I find it so much easier to write about something that's actually happened than to picture something from scratch. You've always got a point of reference to pull you back. Plus - there are often great little details that are really gifts to a piece.
Certainly when I joined I didn't imagine what a large percentage of the job would be problem solving and specialised removals!
Before I joined I had an idea from newspapers and TV about the problems with drink, drug, neglect, abuse, deprivation etc. Now that I have more first hand experience, I can say how grateful I am that my life isn't blighted in the same way. And also how glad I am that I only have to dip in and out of these situations occasionally. Respect to all those people who work there all the time!
It's the second time now someone's harmed themself in front of me. I must have that kind of face.
Connor was caught by the police after a short chase. We took him to hospital in the ambulance - he was quite calm with us (glad not to be in the van, prob.) When I left him at hospital he was smoking a fag outside A&E saying he was going to self d/c. The nurse explained if he did run off that his details would be passed to police and he'd be brought in by force (as swallowing a blade is obviously v serious). Don't know what happened after that! xx
Spence what percentage of call would you say are 'mental health' (for want of a better term) related
I'd say maybe around 10 or 20 percent. We average 8 to 10 calls a shift, and 2 of those will prob be MH related. A lot, I know.
I've been writing up quite a few of these jobs recently, no particular reason other than they've resonated with me.
I do find MH jobs frustrating. We're often going in cold and blind, with only crude guidelines to work to - frustrating, as often the patient is well known to MH services.
I def think acute psych provision has a way to go yet!
Sounds like a really messed up situation :( Hope he was sorted out but that doesn't mean it won't happen again.
This kind of thing always makes me wonder what it was like 60 years ago in Mental Health.
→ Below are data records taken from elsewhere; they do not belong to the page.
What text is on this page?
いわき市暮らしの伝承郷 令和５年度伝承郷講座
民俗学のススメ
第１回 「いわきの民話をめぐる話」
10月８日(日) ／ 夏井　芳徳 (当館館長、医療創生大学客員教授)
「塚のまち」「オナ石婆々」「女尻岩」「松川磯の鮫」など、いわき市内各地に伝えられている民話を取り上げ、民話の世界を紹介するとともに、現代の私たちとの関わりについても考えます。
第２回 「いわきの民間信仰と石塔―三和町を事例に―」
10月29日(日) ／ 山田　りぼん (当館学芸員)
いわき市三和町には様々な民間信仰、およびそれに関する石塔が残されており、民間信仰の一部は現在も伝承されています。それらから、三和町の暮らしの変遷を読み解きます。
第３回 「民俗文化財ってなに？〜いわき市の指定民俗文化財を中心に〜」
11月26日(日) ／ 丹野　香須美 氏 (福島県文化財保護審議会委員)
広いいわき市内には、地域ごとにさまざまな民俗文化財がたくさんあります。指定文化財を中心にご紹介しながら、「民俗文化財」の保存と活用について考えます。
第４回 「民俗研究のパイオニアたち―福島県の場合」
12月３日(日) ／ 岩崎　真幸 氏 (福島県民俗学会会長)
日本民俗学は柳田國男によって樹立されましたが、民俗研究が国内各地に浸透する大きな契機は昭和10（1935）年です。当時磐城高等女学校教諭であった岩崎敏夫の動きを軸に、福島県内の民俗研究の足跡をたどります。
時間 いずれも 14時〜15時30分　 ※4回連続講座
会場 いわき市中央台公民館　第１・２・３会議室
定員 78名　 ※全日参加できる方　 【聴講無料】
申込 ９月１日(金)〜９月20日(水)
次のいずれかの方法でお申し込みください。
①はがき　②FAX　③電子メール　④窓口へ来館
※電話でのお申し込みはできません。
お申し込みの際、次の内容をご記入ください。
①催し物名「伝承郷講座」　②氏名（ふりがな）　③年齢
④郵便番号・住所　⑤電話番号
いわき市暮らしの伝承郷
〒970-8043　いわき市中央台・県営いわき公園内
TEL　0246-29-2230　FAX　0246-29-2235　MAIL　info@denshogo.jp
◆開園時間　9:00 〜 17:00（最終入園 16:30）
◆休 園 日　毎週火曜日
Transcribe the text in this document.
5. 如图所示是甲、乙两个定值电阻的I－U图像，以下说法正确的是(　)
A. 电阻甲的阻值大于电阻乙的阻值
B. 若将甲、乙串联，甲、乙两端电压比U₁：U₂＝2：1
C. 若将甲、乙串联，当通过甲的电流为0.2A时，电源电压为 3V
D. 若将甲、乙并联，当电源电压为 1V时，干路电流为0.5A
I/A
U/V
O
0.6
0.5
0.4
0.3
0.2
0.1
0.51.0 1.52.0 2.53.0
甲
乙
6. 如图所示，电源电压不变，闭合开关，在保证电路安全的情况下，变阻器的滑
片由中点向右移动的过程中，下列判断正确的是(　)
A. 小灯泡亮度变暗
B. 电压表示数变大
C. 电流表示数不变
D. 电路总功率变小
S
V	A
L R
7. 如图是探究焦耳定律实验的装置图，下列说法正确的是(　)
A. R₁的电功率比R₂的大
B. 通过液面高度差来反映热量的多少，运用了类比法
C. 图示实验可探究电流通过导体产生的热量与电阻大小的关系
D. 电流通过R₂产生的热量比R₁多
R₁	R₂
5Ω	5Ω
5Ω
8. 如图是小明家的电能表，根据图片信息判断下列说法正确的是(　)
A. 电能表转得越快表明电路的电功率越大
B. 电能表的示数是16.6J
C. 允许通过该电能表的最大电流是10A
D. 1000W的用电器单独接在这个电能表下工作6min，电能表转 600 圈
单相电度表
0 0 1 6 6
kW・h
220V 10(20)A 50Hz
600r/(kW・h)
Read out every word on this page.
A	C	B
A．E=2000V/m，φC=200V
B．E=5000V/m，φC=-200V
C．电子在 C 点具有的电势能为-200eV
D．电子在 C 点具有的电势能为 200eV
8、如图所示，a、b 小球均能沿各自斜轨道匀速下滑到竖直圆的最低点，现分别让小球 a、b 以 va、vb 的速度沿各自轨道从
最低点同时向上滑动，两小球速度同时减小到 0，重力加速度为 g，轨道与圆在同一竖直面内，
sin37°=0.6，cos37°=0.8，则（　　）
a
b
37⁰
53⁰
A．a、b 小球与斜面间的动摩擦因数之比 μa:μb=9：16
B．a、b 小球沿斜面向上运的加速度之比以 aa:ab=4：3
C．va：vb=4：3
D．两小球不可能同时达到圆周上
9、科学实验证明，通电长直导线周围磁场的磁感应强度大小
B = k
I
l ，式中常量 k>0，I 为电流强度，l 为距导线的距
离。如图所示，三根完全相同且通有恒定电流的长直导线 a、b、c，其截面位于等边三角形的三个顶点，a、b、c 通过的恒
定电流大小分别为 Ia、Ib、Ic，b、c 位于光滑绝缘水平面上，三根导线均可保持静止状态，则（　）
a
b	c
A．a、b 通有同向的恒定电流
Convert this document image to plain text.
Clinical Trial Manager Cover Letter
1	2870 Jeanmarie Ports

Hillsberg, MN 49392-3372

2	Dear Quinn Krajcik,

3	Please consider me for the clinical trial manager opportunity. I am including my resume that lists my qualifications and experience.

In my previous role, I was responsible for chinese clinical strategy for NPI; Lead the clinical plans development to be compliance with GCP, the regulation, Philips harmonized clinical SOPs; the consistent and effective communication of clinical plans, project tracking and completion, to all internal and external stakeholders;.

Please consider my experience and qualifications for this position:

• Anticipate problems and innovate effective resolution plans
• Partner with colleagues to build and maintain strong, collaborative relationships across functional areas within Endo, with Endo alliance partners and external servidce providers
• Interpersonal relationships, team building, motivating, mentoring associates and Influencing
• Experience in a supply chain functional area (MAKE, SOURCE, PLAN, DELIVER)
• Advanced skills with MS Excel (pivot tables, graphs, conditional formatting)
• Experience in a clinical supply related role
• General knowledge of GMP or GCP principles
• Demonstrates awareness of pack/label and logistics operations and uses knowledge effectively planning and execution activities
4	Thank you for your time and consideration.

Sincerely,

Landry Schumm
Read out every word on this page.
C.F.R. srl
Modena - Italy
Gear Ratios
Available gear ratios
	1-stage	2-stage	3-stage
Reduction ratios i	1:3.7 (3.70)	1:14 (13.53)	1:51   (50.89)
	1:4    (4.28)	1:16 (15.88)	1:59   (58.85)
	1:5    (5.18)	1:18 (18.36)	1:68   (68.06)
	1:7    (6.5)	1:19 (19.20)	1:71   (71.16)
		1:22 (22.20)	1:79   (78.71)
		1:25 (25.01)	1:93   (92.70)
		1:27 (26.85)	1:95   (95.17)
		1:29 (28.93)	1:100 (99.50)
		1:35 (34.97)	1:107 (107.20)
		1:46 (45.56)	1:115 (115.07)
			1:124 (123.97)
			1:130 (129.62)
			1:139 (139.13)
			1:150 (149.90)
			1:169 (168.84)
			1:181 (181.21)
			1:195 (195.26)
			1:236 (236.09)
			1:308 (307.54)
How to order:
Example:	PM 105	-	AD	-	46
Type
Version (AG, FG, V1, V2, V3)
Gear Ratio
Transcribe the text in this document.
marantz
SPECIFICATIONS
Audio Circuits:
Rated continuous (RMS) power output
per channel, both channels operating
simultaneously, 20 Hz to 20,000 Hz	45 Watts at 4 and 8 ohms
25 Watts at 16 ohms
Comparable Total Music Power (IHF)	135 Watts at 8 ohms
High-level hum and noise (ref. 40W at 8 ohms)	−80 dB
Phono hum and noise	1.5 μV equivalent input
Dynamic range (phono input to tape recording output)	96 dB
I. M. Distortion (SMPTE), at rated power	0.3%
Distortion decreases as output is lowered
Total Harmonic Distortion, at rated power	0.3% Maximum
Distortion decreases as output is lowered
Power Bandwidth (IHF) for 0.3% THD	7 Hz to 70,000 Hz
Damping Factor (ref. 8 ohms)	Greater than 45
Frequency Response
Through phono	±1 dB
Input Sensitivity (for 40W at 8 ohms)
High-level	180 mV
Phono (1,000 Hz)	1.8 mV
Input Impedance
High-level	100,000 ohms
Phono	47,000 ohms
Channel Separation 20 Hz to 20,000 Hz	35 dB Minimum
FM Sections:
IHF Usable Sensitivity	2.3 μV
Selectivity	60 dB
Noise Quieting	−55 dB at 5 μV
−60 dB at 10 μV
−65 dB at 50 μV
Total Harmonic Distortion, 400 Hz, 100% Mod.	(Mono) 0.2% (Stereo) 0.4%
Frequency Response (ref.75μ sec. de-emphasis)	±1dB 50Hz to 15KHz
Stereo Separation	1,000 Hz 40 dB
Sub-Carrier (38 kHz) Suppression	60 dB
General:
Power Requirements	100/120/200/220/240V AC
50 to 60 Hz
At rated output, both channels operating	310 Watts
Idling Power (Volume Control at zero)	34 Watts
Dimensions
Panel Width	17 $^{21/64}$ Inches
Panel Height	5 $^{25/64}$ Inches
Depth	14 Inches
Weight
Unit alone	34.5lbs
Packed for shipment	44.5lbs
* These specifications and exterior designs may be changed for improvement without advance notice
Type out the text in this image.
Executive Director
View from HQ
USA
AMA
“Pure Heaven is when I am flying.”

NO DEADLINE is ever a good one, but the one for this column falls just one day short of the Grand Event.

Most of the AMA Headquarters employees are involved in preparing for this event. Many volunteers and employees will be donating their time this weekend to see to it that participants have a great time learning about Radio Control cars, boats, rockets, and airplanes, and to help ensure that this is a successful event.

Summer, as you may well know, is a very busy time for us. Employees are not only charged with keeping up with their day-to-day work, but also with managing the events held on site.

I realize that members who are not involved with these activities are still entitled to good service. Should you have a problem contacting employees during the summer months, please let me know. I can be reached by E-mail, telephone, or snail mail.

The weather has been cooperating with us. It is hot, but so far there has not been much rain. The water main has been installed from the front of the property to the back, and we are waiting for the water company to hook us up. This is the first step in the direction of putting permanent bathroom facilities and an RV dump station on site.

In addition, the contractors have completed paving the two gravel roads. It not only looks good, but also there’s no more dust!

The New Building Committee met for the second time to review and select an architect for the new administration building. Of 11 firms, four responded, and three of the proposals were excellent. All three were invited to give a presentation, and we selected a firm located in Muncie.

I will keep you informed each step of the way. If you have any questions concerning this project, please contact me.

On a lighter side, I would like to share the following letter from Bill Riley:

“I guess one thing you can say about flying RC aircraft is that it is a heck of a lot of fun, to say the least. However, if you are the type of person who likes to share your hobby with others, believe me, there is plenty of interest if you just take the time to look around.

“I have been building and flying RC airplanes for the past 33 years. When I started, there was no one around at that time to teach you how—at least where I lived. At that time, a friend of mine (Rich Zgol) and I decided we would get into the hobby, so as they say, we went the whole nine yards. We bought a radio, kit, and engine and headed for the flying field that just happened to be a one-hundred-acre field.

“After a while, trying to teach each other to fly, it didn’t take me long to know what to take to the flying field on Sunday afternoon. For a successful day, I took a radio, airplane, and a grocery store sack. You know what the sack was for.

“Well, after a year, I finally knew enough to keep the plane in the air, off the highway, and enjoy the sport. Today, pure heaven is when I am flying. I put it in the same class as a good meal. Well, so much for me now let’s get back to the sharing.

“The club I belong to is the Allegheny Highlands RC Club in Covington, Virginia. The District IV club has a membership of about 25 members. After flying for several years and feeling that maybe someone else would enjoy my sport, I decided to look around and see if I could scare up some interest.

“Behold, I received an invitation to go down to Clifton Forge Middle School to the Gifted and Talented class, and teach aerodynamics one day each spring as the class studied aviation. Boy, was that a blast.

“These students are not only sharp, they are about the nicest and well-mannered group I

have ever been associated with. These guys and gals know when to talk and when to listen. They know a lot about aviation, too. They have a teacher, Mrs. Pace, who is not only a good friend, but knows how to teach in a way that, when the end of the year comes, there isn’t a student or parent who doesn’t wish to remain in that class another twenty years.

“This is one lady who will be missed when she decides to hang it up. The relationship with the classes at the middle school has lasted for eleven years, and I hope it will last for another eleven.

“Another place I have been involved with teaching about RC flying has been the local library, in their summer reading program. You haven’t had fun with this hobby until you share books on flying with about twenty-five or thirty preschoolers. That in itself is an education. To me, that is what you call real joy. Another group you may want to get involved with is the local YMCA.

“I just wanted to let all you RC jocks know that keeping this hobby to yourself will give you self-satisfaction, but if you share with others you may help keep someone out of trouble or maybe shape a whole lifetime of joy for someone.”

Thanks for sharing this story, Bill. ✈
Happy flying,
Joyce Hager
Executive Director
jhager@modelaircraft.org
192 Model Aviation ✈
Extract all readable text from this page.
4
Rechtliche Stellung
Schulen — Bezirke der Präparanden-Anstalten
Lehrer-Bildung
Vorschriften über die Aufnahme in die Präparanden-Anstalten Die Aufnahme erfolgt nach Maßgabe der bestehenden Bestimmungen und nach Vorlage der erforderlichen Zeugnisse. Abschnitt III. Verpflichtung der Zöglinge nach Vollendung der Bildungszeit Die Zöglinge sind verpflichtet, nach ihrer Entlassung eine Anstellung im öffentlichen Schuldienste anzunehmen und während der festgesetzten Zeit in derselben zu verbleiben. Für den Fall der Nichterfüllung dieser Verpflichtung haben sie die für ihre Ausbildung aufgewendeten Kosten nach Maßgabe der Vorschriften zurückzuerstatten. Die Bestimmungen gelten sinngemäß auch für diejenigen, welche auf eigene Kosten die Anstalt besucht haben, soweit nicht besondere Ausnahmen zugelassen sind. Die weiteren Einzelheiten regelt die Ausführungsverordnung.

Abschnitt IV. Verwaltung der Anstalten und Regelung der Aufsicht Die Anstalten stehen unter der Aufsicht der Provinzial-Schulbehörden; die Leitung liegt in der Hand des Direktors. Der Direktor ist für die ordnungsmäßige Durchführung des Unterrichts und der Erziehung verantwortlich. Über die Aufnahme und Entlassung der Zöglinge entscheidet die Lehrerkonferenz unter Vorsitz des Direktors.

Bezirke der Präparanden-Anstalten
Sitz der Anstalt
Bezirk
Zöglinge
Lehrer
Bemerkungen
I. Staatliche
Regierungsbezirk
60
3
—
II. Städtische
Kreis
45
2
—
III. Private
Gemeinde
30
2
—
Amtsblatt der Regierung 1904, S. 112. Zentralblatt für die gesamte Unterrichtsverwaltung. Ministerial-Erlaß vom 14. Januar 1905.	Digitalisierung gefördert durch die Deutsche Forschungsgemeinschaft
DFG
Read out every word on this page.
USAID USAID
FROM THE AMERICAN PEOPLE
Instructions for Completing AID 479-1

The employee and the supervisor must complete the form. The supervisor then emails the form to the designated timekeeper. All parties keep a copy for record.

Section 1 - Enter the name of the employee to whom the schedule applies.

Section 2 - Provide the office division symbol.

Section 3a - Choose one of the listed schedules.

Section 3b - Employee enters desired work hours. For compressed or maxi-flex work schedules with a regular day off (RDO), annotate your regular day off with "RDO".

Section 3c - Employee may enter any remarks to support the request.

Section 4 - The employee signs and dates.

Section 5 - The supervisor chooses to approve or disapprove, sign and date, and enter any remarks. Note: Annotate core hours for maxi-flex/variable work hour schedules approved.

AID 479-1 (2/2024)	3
I know there must have been cases such as this and that the poor things were probably banged up in a "loony bin" but was it as bad then as it is now? I mean, 2 out of 10 calls falling in the category of psychological assistance is a LOT by my reckoning!
Very sad :(
I wonder how things were a few years ago, too. Those big old psych hospitals were pretty forbidding, but my impression was that at least they had the capacity.
I think GPs take most of the heat re. MH. It's the acute OOH provision that most worries me - here, it's quite patchy / uncoordinated, with the police taking the brunt.